Se marier. Se marier. Maintenant que c'était devenu réel dans sa tête elle ne pouvait s'empêcher d'y penser. Il n'y avait plus aucune place dans sa cervelle pour haïr sa mère, penser à Ael qu'elle avait blessé ou encore aux bleues de la peau de sa sœur.

Pesked. Chef des armées, héritier du trône de Morglas. Elle ne savait pas grand-chose de lui en réalité. Tout juste quelques rumeurs, quelques titres. Qui était-il ? La pression montait dans le crane de la princesse pourpre. Ses yeux iris rouges étaient maintenant entourés de petites veines aux couleurs bordeaux, comme si elle avait pleuré. Sa grande chambre lui semblait trop petite. Elle se leva d'un bond, se redressa à s'en faire craquer la colonne vertébrale. Sortir. Elle se baissa sous son bureau et enleva quelques planchettes de bois, mal fixées au sol. Elle glissa sa main dans le trou et en sortit divers vêtements sombres, ceux qu'elle utilisait pour ses sorties nocturnes. Elle choisit son cache-joues pour dissimuler ses tatouages qui s'illuminaient la nuit, un pantalon et un t-shirt noir, achetés dans des magasins de Wezenn et une cape grise, brodée de racines vertes. Elle prit quelques secondes pour mettre ses lentilles bleu électrique en se rappelant l'époque où elle sortait avec des lunettes de soleil en pleine nuit. Ce souvenir amusant s'effaça aussitôt quand elle croisa son reflet dans un miroir de sa chambre.

-Tu vas te marier.

Son déguisement ne suffisait pas à la cacher d'elle-même. Une nouvelle violente envie de sortir de ce palais la prit tout d'un coup. Elle éteignit ses lumières avec empressement, une main posée sur son ventre contracté d'angoisse. Elle ouvrit enfin sa fenêtre. Le ciel était obscur. Aucune lumière n'entrait dans la pièce. En bas, les fleurs illuminaient les jardins du château. Au loin, dans la forêt,on pouvait apercevoir quelques lumières sous les arbres. Enfin respirer. A plein poumons. Goutter une première bouchée de liberté avant de la mordre à pleine dent. Eil ne souhaitait plus qu'une chose : courir. Et ne plus s'arrêter.

Toc toc.

-Non pas ça... Pitié... supplia-t-elle dans un soupir désespéré.

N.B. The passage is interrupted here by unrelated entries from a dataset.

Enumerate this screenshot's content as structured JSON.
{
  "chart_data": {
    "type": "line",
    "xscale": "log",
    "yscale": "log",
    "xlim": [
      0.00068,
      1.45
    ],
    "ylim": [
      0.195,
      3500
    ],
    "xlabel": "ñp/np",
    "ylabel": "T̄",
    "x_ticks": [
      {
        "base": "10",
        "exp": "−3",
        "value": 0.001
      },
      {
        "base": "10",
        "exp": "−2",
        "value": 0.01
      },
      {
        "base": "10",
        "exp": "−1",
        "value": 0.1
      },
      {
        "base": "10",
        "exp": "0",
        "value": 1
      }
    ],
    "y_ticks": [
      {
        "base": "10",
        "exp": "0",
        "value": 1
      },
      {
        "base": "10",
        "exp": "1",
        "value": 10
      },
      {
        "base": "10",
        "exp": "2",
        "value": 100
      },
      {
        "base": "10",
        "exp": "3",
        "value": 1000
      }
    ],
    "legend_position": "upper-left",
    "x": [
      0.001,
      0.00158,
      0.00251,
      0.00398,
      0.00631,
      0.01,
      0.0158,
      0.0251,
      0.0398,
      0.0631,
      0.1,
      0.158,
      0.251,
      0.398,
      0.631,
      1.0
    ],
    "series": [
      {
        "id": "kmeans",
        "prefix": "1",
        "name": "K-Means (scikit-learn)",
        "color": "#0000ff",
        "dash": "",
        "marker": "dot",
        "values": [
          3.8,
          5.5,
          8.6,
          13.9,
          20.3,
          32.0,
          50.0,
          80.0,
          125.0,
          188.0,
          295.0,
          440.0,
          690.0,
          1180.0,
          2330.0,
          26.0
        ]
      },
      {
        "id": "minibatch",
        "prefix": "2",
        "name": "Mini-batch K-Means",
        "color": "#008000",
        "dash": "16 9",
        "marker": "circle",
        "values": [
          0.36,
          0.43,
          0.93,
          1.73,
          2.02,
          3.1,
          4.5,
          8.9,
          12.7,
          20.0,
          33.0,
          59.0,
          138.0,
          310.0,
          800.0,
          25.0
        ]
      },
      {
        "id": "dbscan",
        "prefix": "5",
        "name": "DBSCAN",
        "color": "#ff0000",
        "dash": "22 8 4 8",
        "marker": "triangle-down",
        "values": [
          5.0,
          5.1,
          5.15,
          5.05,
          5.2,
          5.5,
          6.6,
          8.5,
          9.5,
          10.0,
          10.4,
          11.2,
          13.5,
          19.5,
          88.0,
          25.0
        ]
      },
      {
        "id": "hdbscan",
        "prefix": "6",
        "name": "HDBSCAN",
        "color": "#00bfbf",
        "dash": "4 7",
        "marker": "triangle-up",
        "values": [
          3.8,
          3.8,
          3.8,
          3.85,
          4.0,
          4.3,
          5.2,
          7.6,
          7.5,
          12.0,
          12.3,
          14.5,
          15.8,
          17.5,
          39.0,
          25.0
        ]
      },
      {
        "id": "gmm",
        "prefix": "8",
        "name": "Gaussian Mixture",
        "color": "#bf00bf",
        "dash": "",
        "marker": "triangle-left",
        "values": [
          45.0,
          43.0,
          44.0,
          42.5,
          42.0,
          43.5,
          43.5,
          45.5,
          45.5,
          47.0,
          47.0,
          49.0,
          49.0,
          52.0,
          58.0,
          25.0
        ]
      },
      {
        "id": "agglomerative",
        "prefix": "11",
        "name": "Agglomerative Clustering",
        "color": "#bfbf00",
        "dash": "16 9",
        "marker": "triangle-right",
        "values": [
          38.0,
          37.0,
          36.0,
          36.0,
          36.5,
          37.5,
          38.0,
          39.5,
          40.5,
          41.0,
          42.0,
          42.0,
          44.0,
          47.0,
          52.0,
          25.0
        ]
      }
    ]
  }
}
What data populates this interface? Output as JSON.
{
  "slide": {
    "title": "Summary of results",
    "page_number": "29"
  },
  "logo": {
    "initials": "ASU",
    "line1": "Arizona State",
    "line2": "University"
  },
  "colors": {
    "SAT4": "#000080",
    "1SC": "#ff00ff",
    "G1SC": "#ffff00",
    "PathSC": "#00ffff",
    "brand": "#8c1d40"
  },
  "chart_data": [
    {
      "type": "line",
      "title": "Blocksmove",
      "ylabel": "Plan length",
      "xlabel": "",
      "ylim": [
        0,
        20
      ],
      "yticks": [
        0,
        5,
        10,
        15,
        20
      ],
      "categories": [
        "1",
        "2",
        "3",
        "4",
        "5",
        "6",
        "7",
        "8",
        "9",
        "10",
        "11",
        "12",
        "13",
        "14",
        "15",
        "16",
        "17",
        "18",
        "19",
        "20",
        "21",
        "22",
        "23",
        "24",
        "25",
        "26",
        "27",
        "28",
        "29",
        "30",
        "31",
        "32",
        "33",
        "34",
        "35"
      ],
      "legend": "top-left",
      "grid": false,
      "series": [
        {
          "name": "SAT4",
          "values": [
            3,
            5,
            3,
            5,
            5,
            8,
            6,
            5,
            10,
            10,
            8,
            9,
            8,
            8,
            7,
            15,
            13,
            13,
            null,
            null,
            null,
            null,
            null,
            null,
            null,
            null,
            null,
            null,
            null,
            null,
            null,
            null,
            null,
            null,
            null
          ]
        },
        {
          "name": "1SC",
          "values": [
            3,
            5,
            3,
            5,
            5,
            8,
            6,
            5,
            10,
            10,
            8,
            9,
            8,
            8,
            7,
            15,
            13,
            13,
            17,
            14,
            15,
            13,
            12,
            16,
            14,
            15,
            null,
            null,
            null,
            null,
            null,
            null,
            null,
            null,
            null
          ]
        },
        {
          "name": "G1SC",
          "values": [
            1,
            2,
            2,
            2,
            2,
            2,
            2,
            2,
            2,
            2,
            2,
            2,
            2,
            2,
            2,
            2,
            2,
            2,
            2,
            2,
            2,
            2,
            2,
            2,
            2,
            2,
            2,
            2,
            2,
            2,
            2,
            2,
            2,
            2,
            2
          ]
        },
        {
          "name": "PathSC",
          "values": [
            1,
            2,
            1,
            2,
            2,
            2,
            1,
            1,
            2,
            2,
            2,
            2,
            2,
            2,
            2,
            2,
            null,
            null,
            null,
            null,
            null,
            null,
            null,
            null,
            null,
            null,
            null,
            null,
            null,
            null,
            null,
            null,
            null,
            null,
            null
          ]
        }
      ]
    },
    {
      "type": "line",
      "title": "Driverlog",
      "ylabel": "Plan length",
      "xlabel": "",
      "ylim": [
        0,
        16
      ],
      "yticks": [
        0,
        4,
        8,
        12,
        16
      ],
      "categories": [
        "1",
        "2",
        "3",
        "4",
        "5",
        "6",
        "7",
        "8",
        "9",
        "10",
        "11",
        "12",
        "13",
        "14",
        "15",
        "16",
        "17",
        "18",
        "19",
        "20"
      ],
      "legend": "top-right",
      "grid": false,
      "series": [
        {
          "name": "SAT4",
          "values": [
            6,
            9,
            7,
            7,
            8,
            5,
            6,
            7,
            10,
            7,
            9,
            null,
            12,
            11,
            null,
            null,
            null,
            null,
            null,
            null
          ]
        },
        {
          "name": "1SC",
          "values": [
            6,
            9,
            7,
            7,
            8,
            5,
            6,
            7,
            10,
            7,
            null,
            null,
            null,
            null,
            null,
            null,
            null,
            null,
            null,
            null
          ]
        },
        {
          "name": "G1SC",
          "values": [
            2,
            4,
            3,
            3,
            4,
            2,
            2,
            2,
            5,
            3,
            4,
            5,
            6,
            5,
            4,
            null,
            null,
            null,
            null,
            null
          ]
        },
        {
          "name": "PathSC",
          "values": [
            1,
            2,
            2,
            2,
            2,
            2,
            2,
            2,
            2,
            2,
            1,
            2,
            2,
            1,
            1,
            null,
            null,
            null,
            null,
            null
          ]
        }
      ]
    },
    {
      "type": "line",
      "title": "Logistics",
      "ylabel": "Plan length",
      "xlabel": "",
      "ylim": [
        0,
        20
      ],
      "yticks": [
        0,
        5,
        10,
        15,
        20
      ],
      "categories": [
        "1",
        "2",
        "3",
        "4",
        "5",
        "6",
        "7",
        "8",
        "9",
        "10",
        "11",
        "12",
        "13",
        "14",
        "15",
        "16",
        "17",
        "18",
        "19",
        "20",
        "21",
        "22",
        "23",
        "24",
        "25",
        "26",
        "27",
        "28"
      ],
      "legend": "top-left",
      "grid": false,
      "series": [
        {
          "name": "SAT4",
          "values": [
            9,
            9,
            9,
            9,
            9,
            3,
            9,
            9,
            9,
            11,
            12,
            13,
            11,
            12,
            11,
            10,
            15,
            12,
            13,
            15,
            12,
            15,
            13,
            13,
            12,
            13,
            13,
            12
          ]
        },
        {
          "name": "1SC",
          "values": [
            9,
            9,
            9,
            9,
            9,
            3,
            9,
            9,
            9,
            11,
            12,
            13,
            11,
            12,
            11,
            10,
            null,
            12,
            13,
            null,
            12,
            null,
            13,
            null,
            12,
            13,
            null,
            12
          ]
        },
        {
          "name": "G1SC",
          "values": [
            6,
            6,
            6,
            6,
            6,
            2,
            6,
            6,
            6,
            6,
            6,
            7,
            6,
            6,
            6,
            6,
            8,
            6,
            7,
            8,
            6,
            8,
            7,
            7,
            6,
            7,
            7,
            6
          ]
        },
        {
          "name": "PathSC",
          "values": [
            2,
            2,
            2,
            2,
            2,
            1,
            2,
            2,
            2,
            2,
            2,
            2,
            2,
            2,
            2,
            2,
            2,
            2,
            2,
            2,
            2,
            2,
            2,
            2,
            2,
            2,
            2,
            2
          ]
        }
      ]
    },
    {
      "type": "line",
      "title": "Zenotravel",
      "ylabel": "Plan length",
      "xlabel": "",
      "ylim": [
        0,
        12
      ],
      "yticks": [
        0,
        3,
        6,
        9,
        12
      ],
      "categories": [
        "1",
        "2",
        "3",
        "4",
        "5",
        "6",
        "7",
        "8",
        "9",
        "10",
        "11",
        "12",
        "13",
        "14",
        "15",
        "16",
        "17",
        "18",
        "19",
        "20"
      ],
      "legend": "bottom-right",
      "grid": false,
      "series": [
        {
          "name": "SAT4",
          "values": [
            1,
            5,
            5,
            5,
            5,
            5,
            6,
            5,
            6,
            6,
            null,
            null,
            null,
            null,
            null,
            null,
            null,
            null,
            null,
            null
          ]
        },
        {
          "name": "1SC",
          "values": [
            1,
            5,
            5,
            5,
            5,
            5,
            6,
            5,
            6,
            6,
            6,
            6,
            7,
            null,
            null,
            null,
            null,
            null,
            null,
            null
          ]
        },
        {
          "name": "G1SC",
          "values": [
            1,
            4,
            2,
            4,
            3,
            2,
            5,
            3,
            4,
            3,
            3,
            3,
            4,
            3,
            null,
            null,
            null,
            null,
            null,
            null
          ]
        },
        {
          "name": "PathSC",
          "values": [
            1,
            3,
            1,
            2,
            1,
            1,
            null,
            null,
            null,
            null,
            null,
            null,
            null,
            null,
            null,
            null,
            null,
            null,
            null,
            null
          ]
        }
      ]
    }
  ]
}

Elle referma sa fenêtre à contre-cœur et invita son invité à entrer.

-Eil ? Tu dors ?

Kentan était au seuil de la porte sans oser rentrer. Les deux jeunes femmes étaient plongées dans le noir, incapables de distinguer la silhouette de sa sœur. Eil prit du temps pour répondre. La têtebasse, elle voulait juste être seule, une boule s'était formée dans sa gorge.

-Oui.

-Tu... Tu veux que je te laisse dormir ?

Une certaine tristesse était présente dans sa voix. Elle avait pleuré. Eil le savait mais elle ne put se résoudre à tourner sa tête vers sa sœur. Courir. Juste courir.

-Oui.

-D'accord, je te laisse alors.

Elle referma doucement la porte.

-Je suis désolée Kentan. Sincèrement désolée.

Eil ouvrit de nouveau la fenêtre. Courir. Juste courir.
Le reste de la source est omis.